A Goddard team is using an ultrafast laser to bond dissimilar materials, with the goal of ultimately eliminating epoxies that outgas and contaminate sensitive spacecraft components. Shown here are a few samples (from left to right): silica welded to copper; silica welded to Invar; and sapphire welded to Invar. (Credit: NASA/W. Hrybyk)

An ultrafast laser that fires pulses of light just 100 millionths of a nanosecond in duration could potentially revolutionize the way NASA technicians manufacture and assemble instrument components made of dissimilar materials.

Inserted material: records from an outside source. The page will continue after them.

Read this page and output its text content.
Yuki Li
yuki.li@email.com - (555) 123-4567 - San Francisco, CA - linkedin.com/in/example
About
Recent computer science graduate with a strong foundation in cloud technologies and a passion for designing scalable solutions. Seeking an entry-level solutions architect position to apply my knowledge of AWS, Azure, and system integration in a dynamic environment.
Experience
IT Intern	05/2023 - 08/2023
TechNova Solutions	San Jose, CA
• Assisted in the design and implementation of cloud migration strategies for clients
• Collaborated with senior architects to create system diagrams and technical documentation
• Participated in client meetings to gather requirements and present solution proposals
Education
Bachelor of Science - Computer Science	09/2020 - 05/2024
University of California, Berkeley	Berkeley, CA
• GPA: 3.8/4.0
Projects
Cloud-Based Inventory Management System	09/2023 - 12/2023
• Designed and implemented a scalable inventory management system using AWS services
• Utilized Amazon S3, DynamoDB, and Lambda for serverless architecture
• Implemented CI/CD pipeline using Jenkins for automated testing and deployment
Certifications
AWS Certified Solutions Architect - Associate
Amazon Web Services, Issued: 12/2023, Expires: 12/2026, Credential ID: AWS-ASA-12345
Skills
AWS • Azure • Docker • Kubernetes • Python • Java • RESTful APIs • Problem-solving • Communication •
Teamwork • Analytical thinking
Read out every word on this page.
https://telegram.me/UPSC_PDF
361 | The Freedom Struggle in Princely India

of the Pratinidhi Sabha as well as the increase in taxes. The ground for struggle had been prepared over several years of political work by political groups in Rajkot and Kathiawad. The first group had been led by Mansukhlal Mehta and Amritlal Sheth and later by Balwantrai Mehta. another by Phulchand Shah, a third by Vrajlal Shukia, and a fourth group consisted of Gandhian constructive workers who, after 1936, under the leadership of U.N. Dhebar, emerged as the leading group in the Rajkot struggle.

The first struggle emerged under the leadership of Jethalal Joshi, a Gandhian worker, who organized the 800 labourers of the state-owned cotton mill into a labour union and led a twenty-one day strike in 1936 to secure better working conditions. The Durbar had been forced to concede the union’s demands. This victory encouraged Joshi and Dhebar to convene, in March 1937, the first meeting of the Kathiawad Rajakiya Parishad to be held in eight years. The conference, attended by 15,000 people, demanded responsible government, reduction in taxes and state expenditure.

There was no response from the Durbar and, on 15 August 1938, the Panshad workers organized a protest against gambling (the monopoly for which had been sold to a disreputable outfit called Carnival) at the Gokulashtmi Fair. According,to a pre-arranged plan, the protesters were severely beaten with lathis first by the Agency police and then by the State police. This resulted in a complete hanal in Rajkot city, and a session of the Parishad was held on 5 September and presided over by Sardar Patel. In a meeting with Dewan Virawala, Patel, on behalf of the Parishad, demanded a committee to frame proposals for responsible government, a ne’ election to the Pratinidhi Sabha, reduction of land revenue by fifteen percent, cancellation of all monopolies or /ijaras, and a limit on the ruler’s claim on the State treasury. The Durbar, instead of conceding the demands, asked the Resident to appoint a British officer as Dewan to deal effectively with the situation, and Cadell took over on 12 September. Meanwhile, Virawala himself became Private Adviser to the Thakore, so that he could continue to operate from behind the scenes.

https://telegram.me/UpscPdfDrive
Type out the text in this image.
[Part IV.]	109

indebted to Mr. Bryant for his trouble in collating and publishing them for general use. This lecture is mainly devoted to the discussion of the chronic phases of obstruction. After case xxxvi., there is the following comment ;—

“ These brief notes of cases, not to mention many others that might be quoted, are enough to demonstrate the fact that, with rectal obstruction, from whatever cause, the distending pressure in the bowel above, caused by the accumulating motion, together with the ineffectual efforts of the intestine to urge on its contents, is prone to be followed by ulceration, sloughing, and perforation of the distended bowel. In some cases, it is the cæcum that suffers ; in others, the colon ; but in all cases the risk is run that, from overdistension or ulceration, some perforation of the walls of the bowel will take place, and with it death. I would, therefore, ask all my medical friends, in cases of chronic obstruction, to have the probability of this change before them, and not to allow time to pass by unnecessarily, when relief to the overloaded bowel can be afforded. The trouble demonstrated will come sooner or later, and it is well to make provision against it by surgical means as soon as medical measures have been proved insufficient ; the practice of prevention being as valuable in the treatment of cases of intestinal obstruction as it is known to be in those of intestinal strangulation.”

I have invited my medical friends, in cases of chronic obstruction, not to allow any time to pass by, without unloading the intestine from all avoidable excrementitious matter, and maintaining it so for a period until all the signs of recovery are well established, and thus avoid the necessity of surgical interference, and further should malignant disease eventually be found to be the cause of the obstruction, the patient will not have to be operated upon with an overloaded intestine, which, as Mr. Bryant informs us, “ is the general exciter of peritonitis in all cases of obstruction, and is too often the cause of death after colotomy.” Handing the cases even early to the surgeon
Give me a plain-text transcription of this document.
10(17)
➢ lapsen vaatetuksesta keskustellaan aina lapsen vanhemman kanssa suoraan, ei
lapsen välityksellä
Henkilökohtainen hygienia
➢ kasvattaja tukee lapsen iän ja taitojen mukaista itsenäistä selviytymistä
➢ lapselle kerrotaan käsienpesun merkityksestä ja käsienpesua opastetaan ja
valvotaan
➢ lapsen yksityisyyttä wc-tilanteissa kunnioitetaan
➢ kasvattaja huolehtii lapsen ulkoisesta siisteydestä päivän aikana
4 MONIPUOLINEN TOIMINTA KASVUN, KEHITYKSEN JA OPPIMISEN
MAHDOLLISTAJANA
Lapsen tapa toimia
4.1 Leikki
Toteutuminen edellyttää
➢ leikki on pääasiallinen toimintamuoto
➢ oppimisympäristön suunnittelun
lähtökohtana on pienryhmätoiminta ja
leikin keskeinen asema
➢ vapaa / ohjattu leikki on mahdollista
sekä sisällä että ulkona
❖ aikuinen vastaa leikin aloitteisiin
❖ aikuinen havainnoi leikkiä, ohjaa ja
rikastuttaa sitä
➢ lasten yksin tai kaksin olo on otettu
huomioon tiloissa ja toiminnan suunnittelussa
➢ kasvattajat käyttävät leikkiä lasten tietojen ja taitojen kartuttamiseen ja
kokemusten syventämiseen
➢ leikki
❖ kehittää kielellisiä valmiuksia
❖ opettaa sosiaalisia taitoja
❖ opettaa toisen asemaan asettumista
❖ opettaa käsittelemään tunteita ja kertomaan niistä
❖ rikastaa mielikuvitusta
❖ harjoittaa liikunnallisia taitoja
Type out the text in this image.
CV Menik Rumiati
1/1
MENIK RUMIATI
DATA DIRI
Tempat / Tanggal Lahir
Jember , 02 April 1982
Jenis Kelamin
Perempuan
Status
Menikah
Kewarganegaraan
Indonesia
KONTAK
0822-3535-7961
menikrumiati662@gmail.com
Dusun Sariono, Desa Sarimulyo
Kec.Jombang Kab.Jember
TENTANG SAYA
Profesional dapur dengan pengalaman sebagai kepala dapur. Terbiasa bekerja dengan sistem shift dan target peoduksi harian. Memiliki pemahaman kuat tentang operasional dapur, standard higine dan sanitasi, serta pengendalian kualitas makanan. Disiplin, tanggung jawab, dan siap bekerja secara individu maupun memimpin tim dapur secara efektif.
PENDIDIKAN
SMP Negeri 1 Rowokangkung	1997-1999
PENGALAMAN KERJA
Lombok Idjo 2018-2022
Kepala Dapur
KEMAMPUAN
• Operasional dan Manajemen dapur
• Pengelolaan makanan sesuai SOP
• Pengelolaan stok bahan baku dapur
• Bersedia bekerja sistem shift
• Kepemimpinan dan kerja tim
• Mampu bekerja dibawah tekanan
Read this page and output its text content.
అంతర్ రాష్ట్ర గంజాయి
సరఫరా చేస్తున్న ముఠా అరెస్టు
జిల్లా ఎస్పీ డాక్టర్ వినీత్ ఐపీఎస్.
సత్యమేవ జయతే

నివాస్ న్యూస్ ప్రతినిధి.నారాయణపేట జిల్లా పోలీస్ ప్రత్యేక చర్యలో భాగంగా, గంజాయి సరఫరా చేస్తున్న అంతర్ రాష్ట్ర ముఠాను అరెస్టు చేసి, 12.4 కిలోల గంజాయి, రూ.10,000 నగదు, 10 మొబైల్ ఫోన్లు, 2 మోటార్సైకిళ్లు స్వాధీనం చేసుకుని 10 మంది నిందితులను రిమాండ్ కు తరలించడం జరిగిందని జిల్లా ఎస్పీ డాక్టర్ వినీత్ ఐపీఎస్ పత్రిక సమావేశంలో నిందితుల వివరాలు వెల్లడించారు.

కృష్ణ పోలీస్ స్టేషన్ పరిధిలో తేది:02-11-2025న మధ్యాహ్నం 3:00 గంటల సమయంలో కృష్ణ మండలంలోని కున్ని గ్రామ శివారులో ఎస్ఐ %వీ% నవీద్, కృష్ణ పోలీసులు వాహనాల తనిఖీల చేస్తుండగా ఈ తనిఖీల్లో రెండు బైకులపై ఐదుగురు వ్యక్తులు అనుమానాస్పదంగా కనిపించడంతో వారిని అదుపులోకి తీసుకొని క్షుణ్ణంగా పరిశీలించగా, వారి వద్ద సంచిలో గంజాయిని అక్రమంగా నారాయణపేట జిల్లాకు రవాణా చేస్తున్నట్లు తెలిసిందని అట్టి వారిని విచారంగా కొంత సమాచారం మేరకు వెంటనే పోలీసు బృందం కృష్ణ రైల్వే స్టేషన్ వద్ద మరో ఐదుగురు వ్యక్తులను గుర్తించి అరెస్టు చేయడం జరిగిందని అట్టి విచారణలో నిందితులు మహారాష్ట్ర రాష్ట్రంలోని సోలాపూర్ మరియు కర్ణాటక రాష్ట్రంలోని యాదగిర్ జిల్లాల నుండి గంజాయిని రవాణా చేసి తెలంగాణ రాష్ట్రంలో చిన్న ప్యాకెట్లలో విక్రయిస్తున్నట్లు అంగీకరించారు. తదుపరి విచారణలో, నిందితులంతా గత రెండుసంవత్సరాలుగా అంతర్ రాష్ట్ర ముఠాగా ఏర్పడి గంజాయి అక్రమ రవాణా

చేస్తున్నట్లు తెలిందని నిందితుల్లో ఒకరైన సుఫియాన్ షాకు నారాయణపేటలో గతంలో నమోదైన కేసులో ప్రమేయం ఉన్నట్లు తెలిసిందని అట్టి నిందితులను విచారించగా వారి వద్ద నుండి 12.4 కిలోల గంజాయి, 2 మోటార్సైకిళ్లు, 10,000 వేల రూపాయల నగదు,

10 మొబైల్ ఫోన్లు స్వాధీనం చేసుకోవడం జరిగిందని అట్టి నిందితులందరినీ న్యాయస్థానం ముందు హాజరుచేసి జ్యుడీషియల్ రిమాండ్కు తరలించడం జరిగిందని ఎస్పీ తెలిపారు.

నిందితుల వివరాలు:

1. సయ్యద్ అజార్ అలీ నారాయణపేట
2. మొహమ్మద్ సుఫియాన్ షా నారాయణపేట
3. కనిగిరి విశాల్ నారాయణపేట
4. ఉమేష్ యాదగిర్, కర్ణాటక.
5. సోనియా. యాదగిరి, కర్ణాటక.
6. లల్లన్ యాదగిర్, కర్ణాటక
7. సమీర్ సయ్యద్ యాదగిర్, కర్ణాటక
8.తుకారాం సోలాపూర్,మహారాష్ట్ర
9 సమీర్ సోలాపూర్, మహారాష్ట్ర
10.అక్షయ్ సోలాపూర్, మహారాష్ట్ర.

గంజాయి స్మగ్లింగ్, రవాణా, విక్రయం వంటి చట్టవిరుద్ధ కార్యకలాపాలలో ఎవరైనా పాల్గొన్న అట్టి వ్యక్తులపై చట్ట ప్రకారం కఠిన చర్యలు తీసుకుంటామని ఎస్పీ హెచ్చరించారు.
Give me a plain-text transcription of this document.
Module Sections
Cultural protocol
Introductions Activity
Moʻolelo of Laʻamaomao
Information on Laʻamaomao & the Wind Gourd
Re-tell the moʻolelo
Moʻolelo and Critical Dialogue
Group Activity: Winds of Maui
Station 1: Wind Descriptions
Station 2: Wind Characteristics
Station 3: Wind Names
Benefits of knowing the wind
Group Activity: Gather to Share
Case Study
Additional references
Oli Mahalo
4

A team of optical physicists at NASA’s Goddard Space Flight Center in Greenbelt, Maryland, is experimenting with a femtosecond laser and has already shown that it can effectively weld glass to copper, glass to glass, and drill hair-sized pinholes in different materials. Now the group, led by optical physicist Robert Lafon, is expanding its research into more exotic glass, such as sapphire and Zerodur, and metals, such as titanium, Invar, Kovar, and aluminum — materials often used in spaceflight instruments. The goal is to weld larger pieces of these materials and show that the laser technology is effective at adhering windows onto laser housings and optics to metal mounts, among other applications.

The group is also exploring the technology’s use in fabricating and packaging photonic integrated circuits, an emerging technology that could benefit everything from communications and data centers to optical sensors. Though they are similar to electronic integrated circuits, photonic integrated circuits are fabricated on a mixture of materials, including silica and silicon, and use visible or infrared light, instead of electrons, to transfer information.

Central to advancing future applications is the laser itself. By virtue of its short pulses — measured at one quadrillionth of a second — an ultrafast laser interacts with materials in a unique way, Lafon said. The laser energy doesn’t melt the targeted material. It vaporizes it without heating the surrounding matter.

As a result, technicians can precisely target the laser and bond dissimilar materials that otherwise couldn’t be attached without epoxies. “It’s not possible to bond glass to metal directly,” Lafon said. “You have to use epoxy, which outgases and deposits contaminants on mirrors and other sensitive instrument components. This could be a serious application. We want to get rid of epoxies. We have already begun reaching out to other groups and missions to see how these new capabilities might benefit their projects.”

Another important application is in the area of micromachining. “The ability to remove small volumes of material without damaging the surrounding matter allows us to machine microscopic features,” Lafon added. Microscopic features include everything from drilled, hair-sized pinholes in metals — an application the team already demonstrated — to etching microscopic channels or waveguides through which light could travel in photonic integrated circuits and laser transmitters. The same waveguides could allow liquids to flow through microfluidic devices and chips needed for chemical analyses and instrument cooling.

“Ultrafast lasers offer fundamental changes in how we can microprocess materials,” said Ted Swanson, senior technologist for strategic integration at Goddard. “The team’s work on this research effort will allow Goddard to adapt this emerging technology to a wide variety of flight applications.”